Werden Art, Inhalt und Präsentation von Fortbildungsveranstaltungen allein von ärztlichen Veranstaltern bestimmt, so ist die Annahme von Beiträgen Dritter (Sponsoring) für Veranstaltungskosten in angemessenem Umfang erlaubt. Beziehungen zum Sponsor sind bei der Ankündigung und Durchführung offen darzulegen.

 

C. Verhaltensregeln (Grundsätze korrekter ärztlicher Berufsausübung)

Nr. 1
Umgang mit Patientinnen und Patienten

Eine korrekte ärztliche Berufsausübung verlangt, dass Ärztinnen und Ärzte beim Umgang mit Patientinnen und Patienten

  • deren Würde und Selbstbestimmungsrecht respektieren,
  • deren Privatsphäre achten,
  • über die beabsichtigte Diagnostik und Therapie, ggf. über Alternativen und über die Beurteilung des Gesundheitszustandes in einer für die Patientin und den Patienten verständlichen und angemessenen Weise informieren,
  • insbesondere auch deren Recht, empfohlene Untersuchungs- und Behandlungsmaßnahmen abzulehnen, respektieren,
  • Rücksicht auf die Situation der Patientin oder des Patienten nehmen,
  • auch bei Meinungsverschiedenheiten sachlich und korrekt bleiben,
  • deren Mitteilungen gebührende Aufmerksamkeit entgegenbringen und ihrer Kritik sachlich begegnen.

Nr. 2
Behandlungsgrundsätze

Übernahme und Durchführung der Behandlung erfordern die gewissenhafte Ausführung der gebotenen medizinischen Maßnahmen nach den Regeln der ärztlichen Kunst.

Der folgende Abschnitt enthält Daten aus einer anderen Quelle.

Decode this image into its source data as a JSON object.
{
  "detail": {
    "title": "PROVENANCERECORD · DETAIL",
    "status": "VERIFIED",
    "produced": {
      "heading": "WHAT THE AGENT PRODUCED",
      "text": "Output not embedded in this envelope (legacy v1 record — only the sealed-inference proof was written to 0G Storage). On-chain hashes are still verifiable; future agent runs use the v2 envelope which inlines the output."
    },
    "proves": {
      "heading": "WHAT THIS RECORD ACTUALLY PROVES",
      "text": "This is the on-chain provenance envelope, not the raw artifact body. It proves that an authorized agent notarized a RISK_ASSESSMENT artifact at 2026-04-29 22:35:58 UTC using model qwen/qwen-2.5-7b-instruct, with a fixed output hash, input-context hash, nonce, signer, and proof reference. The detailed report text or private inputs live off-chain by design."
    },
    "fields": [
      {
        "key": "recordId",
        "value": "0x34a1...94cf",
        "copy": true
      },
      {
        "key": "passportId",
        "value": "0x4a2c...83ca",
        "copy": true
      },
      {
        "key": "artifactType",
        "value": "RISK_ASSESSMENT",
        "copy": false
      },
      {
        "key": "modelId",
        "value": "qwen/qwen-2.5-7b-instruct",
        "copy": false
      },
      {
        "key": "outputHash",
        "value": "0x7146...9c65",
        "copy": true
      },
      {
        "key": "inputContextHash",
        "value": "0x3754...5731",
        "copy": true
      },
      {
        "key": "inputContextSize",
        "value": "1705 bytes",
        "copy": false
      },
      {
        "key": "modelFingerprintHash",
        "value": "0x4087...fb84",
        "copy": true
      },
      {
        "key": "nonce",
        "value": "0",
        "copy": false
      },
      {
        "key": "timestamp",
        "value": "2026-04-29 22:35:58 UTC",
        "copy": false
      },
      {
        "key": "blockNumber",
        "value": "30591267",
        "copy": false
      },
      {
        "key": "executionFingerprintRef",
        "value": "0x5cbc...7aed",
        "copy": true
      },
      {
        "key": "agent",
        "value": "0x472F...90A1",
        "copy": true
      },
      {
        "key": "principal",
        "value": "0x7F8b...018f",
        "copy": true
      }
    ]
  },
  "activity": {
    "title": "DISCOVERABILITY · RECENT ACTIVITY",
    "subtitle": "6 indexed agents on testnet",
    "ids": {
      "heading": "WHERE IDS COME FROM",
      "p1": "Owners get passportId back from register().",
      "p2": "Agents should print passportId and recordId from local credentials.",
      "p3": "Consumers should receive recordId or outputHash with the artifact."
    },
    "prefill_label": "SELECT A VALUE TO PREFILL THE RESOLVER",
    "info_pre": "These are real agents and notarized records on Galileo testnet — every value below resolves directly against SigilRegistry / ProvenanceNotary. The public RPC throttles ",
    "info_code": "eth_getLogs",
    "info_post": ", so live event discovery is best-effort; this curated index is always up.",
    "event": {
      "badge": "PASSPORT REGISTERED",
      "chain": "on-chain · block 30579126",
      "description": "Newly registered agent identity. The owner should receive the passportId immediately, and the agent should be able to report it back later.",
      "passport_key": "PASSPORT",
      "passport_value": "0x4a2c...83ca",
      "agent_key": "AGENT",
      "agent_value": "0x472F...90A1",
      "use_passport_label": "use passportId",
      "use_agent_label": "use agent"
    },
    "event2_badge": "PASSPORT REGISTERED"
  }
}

Dazu gehört auch

  • rechtzeitig andere Ärztinnen und Ärzte hinzuzuziehen, wenn die eigene Kompetenz zur Lösung der diagnostischen und therapeutischen Aufgabe nicht ausreicht,
  • rechtzeitig die Patientin oder den Patienten an andere Ärztinnen oder Ärzte zur Fortsetzung der Behandlung zu überweisen,
  • sich dem Wunsch von Patientinnen und Patienten nach Einholung einer Zweitmeinung nicht zu widersetzen,
  • für die mit- oder weiterbehandelnden Ärztinnen und Ärzte die erforderlichen Patientenberichte zeitnah zu erstellen.

Nr. 3
Umgang mit nichtärztlichen Mitarbeiterinnen und Mitarbeitern

Eine korrekte ärztliche Berufsausübung verlangt auch, dass Ärztinnen und Ärzte bei der Ausübung ihrer ärztlichen Tätigkeit nichtärztliche Mitarbeiterinnen und Mitarbeiter nicht diskriminieren und insbesondere die arbeitsrechtlichen Bestimmungen beachten.